When it comes to retirement age the first consideration for many people is how to invest their money wisely so that they will have a secure income for the rest of their lives. Up until recently the Government required that everyone who held a private pension scheme, must invest this pension pot in an annuity by the age of 75, this was designed to ensure that they had a stable income for the remainder of their life and this was the backbone to the compulsory annuity scheme.
Compulsory Purchase Annuities still allow for annuitants to take out a lump sum before they invest their annuity and this can be up to 25% of their pension pot. It should be noted that since the middle of 2010 this scheme has started to be phased out by the Government.
How does this compare to Voluntary Annuities?
For people who did not fall under this scheme there were still annuity options available to them but these came as voluntary annuities and they were a little different in the way that they worked. Voluntary annuities are in general not bought with pension money but rather paid for with savings or a lump sum (in some situations the 25% lump sum taken from the pension pot.)

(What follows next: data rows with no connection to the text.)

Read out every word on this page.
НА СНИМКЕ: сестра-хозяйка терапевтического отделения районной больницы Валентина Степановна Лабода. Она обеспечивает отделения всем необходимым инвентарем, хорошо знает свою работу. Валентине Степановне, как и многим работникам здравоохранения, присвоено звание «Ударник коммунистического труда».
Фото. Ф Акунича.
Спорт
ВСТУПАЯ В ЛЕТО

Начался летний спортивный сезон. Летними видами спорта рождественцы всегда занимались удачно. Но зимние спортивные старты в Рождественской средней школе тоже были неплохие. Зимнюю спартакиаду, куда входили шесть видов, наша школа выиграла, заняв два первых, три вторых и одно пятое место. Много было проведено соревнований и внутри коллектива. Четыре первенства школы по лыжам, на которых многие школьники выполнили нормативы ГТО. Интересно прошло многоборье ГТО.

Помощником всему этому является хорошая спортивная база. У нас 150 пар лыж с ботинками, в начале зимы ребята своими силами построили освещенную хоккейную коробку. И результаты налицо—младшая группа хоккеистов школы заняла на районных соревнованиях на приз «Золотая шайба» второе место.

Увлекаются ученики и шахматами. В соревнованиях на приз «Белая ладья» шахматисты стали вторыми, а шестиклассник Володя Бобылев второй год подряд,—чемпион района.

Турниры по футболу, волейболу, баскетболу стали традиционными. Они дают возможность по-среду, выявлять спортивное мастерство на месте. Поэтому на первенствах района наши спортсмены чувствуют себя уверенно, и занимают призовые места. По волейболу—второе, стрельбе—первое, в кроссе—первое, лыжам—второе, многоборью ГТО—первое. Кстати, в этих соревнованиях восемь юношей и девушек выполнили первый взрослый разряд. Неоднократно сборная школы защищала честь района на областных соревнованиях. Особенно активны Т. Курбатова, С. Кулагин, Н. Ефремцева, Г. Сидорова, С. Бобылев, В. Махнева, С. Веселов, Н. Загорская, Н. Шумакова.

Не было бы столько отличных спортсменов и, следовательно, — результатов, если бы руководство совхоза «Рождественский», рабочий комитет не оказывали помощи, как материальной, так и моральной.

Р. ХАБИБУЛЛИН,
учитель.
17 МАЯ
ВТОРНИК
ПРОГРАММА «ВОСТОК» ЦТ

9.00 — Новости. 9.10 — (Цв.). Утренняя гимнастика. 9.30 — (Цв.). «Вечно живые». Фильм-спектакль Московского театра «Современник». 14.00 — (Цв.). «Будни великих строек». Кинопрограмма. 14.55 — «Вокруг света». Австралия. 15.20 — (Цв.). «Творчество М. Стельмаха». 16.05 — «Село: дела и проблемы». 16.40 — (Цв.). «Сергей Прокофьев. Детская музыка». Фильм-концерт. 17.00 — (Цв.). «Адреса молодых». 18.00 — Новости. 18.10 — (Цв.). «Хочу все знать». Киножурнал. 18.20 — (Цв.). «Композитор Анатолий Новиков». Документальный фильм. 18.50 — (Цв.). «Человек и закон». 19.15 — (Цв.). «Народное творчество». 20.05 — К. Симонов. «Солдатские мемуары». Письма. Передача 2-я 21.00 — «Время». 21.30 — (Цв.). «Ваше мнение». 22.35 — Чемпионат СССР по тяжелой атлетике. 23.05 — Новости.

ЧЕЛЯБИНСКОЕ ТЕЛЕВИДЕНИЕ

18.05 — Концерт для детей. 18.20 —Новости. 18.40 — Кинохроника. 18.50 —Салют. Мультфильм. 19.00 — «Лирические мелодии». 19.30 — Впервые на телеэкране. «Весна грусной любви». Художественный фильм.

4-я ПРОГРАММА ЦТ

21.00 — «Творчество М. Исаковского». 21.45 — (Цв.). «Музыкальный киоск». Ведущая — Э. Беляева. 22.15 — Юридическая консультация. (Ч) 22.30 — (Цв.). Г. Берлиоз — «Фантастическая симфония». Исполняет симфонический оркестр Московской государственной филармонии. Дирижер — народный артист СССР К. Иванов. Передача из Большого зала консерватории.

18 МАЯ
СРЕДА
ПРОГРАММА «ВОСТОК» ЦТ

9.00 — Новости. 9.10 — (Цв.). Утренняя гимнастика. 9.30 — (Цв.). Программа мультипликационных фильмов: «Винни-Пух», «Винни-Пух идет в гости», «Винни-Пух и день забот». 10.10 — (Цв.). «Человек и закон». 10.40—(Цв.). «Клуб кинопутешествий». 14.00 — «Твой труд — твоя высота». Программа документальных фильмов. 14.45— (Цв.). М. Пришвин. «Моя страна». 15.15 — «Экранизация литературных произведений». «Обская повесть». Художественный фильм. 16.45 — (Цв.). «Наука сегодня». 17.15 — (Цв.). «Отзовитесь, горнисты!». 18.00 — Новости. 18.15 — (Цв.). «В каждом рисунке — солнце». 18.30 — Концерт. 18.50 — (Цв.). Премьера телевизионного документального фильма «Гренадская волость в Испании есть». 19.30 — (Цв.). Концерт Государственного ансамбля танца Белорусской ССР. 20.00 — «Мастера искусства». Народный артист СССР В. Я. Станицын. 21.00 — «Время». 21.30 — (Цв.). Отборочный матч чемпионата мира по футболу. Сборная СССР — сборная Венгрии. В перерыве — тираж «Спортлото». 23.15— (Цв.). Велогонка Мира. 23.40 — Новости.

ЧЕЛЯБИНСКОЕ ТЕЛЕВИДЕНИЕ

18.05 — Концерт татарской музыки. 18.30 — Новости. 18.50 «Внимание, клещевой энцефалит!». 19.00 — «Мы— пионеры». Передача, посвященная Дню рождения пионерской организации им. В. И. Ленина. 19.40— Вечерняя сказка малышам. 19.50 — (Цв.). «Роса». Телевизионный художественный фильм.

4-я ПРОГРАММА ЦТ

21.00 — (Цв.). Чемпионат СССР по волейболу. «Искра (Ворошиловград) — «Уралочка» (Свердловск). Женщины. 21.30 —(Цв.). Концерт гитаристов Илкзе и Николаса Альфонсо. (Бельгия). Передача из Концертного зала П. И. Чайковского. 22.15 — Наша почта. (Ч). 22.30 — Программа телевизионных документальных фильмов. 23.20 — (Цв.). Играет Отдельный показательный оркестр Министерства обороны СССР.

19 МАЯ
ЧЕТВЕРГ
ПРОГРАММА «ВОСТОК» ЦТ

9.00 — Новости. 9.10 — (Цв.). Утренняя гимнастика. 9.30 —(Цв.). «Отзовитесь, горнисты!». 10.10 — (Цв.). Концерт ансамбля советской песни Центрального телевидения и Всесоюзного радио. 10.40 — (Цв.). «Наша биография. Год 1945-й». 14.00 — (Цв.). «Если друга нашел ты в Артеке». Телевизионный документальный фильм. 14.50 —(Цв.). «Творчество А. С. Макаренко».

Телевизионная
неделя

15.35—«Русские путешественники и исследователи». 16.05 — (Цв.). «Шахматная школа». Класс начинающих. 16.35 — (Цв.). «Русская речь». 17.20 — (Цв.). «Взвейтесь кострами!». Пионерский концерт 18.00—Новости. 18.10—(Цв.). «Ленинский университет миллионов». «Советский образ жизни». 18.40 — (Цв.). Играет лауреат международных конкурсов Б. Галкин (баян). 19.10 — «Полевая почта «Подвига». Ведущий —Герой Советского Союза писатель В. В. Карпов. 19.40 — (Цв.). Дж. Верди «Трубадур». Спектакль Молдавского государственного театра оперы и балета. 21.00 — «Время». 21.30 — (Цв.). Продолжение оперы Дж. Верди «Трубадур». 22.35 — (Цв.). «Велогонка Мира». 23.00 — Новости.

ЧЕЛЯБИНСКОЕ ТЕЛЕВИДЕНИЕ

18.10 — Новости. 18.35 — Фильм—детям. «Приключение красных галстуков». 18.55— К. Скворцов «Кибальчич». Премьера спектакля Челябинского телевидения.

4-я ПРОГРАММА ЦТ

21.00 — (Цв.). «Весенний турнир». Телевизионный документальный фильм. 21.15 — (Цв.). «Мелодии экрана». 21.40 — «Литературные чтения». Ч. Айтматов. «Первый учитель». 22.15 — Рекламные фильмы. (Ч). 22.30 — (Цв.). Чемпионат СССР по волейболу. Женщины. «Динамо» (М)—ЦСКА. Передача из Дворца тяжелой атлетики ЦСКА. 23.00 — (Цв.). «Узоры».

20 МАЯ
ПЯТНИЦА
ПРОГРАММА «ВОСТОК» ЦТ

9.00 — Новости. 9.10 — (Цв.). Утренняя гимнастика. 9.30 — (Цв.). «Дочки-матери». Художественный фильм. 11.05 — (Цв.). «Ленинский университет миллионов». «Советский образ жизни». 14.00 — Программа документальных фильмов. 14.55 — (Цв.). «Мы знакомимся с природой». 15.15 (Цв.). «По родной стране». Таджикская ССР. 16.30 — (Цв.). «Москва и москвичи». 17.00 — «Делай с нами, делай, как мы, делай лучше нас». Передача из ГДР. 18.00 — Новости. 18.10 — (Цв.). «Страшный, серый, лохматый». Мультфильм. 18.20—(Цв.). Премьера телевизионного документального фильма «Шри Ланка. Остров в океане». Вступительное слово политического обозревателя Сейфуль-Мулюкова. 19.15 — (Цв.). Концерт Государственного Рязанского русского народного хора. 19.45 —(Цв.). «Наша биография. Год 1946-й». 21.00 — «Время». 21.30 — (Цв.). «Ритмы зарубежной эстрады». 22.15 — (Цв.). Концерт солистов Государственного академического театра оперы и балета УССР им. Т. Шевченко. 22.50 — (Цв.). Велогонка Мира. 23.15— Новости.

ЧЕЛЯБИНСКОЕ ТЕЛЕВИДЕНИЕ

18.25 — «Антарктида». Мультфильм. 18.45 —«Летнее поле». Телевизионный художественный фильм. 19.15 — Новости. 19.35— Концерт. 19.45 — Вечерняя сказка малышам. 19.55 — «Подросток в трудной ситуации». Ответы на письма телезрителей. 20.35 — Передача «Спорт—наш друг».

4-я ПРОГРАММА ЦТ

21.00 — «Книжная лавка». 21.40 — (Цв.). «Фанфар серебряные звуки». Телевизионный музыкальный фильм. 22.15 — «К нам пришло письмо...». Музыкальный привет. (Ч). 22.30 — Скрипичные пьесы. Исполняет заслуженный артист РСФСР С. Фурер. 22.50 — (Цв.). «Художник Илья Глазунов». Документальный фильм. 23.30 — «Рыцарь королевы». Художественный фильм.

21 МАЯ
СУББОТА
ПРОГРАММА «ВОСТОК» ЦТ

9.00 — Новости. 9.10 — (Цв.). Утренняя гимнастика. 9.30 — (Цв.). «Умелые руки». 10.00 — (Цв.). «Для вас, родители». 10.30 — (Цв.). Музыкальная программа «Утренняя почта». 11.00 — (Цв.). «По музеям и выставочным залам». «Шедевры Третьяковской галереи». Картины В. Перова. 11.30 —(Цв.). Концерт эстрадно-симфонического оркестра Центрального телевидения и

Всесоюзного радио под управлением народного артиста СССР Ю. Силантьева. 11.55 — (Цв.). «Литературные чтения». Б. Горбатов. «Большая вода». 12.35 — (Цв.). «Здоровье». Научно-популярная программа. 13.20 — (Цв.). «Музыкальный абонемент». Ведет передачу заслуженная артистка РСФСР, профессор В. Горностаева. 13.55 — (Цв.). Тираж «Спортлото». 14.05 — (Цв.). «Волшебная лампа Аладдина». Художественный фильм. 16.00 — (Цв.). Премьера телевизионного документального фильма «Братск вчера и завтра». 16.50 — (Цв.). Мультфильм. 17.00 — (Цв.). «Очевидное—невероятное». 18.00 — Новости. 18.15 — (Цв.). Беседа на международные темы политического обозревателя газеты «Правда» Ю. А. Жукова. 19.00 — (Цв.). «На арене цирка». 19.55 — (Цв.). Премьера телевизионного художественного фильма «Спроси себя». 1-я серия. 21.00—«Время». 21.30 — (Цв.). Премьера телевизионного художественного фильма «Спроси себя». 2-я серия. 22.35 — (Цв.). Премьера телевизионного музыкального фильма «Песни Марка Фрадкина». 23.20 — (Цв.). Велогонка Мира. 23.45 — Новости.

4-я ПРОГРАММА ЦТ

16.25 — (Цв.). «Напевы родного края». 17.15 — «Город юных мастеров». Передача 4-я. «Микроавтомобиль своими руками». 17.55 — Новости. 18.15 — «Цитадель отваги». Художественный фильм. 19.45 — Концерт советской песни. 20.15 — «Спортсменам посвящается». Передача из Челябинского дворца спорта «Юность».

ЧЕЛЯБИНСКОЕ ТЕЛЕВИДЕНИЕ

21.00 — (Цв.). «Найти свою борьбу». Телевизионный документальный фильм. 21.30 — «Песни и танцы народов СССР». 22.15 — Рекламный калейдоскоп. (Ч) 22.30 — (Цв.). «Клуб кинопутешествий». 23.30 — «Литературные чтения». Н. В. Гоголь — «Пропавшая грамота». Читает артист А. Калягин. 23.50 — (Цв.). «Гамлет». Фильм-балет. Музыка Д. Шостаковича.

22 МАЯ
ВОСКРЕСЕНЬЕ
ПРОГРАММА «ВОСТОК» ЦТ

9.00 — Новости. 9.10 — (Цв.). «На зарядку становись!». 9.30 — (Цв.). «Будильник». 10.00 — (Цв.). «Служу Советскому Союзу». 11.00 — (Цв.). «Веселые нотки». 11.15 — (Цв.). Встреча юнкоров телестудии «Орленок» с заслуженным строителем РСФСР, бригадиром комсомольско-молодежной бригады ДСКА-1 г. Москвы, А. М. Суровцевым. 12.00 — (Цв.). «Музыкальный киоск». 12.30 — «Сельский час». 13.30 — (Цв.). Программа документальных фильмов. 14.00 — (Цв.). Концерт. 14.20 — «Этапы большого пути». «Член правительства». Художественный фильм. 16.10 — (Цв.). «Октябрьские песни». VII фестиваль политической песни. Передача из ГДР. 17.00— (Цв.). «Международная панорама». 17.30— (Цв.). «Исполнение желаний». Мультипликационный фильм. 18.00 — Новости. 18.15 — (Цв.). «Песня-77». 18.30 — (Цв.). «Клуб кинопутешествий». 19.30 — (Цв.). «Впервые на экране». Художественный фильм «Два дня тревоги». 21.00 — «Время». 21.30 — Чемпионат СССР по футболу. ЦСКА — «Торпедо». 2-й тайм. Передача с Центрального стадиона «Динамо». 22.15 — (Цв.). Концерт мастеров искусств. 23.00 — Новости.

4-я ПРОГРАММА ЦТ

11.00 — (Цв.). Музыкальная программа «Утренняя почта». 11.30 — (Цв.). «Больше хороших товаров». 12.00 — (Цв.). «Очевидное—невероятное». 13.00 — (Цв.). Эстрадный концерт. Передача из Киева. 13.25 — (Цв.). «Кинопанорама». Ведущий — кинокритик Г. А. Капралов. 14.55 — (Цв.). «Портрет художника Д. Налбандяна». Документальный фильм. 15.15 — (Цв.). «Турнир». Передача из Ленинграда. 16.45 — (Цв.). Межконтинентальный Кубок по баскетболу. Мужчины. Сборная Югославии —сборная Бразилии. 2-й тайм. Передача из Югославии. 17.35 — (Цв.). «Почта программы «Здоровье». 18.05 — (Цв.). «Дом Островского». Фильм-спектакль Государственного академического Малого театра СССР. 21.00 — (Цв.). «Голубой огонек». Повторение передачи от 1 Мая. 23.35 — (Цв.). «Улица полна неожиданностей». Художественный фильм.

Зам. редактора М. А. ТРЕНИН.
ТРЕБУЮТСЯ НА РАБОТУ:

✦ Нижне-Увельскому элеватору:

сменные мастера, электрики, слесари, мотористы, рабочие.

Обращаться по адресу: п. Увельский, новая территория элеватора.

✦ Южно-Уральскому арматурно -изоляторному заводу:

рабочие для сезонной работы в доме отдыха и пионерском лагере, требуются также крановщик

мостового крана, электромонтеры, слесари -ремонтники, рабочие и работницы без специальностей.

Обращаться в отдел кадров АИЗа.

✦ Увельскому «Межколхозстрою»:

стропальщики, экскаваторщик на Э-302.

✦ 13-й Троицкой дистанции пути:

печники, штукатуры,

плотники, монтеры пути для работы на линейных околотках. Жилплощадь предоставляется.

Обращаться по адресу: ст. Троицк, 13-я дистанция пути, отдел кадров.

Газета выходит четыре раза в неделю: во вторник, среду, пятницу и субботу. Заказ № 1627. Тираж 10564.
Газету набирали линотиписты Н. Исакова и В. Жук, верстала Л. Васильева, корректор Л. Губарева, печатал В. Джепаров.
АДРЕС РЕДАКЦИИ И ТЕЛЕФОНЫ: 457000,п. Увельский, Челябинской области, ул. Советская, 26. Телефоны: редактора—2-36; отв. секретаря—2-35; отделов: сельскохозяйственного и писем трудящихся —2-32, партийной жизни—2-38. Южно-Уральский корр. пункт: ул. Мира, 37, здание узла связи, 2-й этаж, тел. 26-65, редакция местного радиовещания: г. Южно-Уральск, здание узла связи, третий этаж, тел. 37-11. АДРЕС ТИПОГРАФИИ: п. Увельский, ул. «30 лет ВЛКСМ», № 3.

In general these can be seen as an alternative to investing with traditional methods such as putting the money in the bank, annuities can provide a stable income and often don’t attract the high tax rates that they would from a bank account. The only downside to this type of investment is that you are not left with the lump sum still in the bank account after you die, meaning that if you were to die unexpectedly your money would usually be returned to the annuity company.
Recent changes to the Compulsory Purchase Annuity Scheme
Up until a few years ago this scheme was compulsory to anyone who had a private pension fund but in more recent years the Government has relaxed this ruling to give retirees better control and flexibility over where they would like to invest their retirement income.